While anti-competitive ‘direct invites’ no longer exist for TI, they do exist for 3rd party tournaments. Ironically, while Valve could previously use their own invites to counteract 3rd party biases, they are now at the mercy of them. This means that 3rd party organisers have the power to increase certain teams’ chances of qualifying for TI simply by deciding to invite them to their events. Many of the direct invites to Galaxy Battles looked to be an example of this as they certainly don’t appear to have been merit-based. And the problem is not only about conflicts of interest. Organisers also have an incentive to invite fan favourites like Na’Vi in order to make their events more profitable.

Source: Natus Vincere

Valve also initially stated that points earned at events would scale with the prize money presented at those events. In practice this has only ended up differentiating Majors from Minors (though their announcement suggests it could differentiate within those categories). This compounds the above problem because organisers with more money have more influence than when it comes to pushing particular teams’ odds up. Worse, we haven’t been told the criteria for being awarded Major or Minor status, and this lack of transparency reinforces concerns about unwarranted power.

More problems with roster changes

Meanwhile, Valve have made yet another attempt to regulate the usage of subs. Unfortunately, yet again, a lack of clarity about the rules has opened up new potential for abuses. The new system measures teams only based on their top 3 point-earners when considering them for TI qualification. While Valve have taken an explicit interest in allowing for roster changes, their aim is still explicitly to create more stability than before. But the 3 point-earners rule actually opens the door to the opposite, incentivising less rather than more roster stability.

Valve have recently tried to address this by announcing a new roster lock, including regulations that promise to penalise teams where they attend events using a significantly different roster. However, we have not been given clarity on what constitutes ‘significant different’. And there is a much more important question that is still answered: will teams be penalised right at the end when considering them for TI qualification, or does this only apply at the point of earning points? If they don’t get a further penalty right at the end, then there is nothing to stop teams replacing a player after all Majors and Minors are complete, and abusing the fact that their top three point earners can carry that player into TI — with the potential for a player who has earned zero points during the season to auto-qualify for TI.

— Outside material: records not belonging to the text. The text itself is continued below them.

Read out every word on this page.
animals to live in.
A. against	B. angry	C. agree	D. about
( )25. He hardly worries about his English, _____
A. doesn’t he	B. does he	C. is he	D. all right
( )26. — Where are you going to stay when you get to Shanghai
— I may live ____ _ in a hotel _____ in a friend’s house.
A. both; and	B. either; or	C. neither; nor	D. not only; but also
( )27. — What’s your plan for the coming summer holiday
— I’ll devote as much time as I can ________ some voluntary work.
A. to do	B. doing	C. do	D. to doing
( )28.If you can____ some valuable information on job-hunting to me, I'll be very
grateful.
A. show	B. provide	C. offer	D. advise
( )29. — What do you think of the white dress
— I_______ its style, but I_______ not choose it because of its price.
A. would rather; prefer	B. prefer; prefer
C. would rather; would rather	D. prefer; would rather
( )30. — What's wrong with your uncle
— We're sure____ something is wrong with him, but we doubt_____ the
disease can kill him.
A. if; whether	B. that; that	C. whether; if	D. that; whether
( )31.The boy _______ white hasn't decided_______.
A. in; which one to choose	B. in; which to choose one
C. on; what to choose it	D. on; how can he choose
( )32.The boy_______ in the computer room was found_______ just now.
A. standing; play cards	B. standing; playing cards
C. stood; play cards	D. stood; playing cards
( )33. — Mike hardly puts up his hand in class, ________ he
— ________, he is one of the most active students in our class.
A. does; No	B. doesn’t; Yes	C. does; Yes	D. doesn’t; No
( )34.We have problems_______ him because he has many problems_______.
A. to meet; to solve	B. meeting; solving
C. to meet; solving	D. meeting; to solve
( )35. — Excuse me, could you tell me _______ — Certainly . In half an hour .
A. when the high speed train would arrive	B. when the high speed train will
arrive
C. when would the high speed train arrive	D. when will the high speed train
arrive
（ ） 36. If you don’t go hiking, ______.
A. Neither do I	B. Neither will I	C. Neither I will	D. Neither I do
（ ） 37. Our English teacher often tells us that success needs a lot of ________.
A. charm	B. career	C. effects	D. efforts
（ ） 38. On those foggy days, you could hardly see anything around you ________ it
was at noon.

For Ohaiyo’s story to matter, players need to speak out more

Returning to the case at hand, it is easy to feel sorry for Ohaiyo while simultaneously acknowledging that Fnatic have acted within the rules. If anything, we should commend them for doing the best they can to use all available resources in making their decisions. But this seems counter-intuitive. We don’t want a system that incentivises behaviour which we think wrongs people in the process. As stated above, a fair solution might be to still award Ohaiyo points for ESL.

But even if Valve go this route, that they need to deliberate on it only now highlights a more serious problem. They have, time and time again, waited for issues to manifest before addressing them — despite the fact that many people have pointed those issues out ahead of time. The reason this continues to happen is because Valve like to experiment, and because there simply isn’t enough vocal criticism happening. The criticisms that will matter are those from players, and those from the community who will usually get behind the players.

But for the most part players prefer to talk to Valve behind closed doors, if at all, and are afraid of making public criticisms. This is a strange fear, since criticising Valve in a way that improves their system should be seen as a good thing. From Valve’s perspective it’s basically specialist consulting at no cost. If we are to buck the trend of only addressing issues after they cause practical harm, it will begin with players accepting that criticising Valve is a very good thing to do, and not waiting to be personally affected before doing so.

Anthony is a former Dota 2 coach and commentator. He is currently studying towards his Masters in Public Health.